Peut-être qu’ils ne savaient pas qu’ils pouvaient appeler la police. Ou peut-être qu’ils n’ont pas cru à la détresse de l’enfant, qui sait? La question de BON JUGEMENT n’est pas pondérée de la même façon, par tout le monde.

Il y a aussi cette expérience à Oslo, en Norvège où un enfant est laissé à grelotter à un arrêt d’autobus, en plein hiver:

Ça réchauffe le cœur de voir qu’en Norvège, le cadre social favorise les communications entre les adultes et les enfants, au point où plusieurs de ceux-ci se sentent à l’aise avec le fait d’entrer en contact avec ce jeune garçon qui a froid et même, de lui prêter des vêtements chauds.

Au Québec, on pense que le même enfant, dans la même situation serait aidé mais au fond, on en sait rien. Il ne faut pas perdre de vue qu’ici, dès qu’on s’implique, il faut immédiatement (ou très rapidement) prévenir la police. Dans l’exemple d’Oslo, ce n’est pas la police qui est prévenue mais des passants qui s’arrêtent et s’impliquent, eux aussi. Très différent. Selon les « lois » du Québec, toutes ces personnes (qui n’ont pas appelé la police) s’exposeraient à des lendemains juridiques incertains.

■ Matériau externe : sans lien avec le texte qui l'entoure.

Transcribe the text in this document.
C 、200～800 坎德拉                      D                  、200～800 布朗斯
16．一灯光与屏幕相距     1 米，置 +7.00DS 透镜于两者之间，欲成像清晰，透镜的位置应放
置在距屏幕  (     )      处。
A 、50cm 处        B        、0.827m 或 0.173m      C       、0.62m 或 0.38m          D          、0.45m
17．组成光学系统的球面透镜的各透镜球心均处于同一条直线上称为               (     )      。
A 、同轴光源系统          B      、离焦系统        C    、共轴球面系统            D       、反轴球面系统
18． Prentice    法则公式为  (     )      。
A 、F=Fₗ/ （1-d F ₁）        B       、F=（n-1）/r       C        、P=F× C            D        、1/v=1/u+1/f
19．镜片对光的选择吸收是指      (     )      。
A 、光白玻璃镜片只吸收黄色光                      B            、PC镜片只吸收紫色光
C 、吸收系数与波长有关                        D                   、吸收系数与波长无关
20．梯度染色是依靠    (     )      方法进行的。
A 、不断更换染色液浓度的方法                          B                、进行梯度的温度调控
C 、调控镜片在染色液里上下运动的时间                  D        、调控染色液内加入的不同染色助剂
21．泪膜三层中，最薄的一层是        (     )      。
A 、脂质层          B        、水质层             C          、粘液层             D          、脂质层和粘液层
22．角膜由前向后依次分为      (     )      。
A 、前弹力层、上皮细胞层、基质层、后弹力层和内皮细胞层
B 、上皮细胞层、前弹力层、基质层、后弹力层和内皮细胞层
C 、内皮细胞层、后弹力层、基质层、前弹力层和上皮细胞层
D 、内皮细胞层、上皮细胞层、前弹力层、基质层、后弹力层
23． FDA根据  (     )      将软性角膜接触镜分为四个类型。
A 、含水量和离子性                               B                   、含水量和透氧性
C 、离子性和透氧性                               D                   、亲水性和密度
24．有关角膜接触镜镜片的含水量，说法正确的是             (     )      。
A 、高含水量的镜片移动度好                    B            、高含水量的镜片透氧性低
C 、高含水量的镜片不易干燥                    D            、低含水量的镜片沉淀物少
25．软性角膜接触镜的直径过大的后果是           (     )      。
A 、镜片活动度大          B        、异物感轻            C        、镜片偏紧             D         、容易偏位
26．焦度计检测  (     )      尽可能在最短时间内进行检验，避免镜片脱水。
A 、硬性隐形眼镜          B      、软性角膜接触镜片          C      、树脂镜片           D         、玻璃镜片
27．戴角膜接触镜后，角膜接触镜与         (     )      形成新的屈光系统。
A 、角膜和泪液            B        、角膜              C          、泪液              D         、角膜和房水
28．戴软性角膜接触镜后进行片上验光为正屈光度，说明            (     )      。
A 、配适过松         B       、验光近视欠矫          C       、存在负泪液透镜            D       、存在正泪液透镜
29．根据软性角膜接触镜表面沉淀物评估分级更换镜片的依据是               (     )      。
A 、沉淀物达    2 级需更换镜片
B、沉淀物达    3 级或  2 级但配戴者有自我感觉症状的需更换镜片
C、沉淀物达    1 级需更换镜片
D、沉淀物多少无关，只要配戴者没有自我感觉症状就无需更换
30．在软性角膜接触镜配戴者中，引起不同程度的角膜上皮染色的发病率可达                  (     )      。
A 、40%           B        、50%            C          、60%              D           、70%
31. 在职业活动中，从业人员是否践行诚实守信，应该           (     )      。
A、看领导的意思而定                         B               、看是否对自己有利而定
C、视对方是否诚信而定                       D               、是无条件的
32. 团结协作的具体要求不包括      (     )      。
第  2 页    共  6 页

Notre cadre juridique se complait dans les zones grises et c’est peut-être pour le mieux, d’un certain point de vue soit celui de nos libertés individuelles mais en même temps, si l’on commence à trouver ça RISQUÉ de venir en aide à un enfant en détresse, il y a clairement quelque chose qui ne tourne pas rond et qu’il faudrait ajuster, dans le sens du meilleur intérêt des enfants.

On ne règlera pas tout aujourd’hui mais il me semble important, surtout avec nos froids sibériens, de discuter de ces questions.

Nous allons tous croiser un enfant en détresse, au moins une fois, au cours de notre vie. Au parc, au centre commercial ou lors d’un évènement, il se peut qu’un enfant qu’on ne connaît pas ait besoin de notre aide et là, on sera confronté à cet espèce de vide juridique où il faut « utiliser notre bon jugement » et « appeler la police » au risque, malgré toutes nos bonnes intentions, de devoir faire face à une action en justice (même menée de façon malveillante, par des parents opportunistes) — c’est lourd à pondérer lorsque notre cœur veut, sur-le-champ, venir en aide à un enfant qui en a besoin.

Pour ceux qui se demanderaient si les parents d’un enfant laissé à lui-même pour retourner à la maison au beau milieu d’une tempête, après sa journée d’école, précisons que la police NE PEUT PAS GÉRER LE COMPORTEMENT CIVIL DES CITOYENS et qu’en ce sens, c’est vers la DPJ qu’il faudrait se tourner, pour ce volet des choses.

Plus que tout, le devoir du citoyen, dans cette situation et tant d’autres est simplement de le rapporter à la police. Autant c’est génial parce que ça nous libère, autant c’est terrifiant de savoir qu’au fond, notre rôle de « bon samaritain » se limite à dénoncer ce qui nous préoccupe, selon notre meilleur jugement.

Avant de terminer ce billet, simplement préciser que j’ai validé l’essentiel des directives évoquées ici avec les Affaires publiques de la police de Lévis.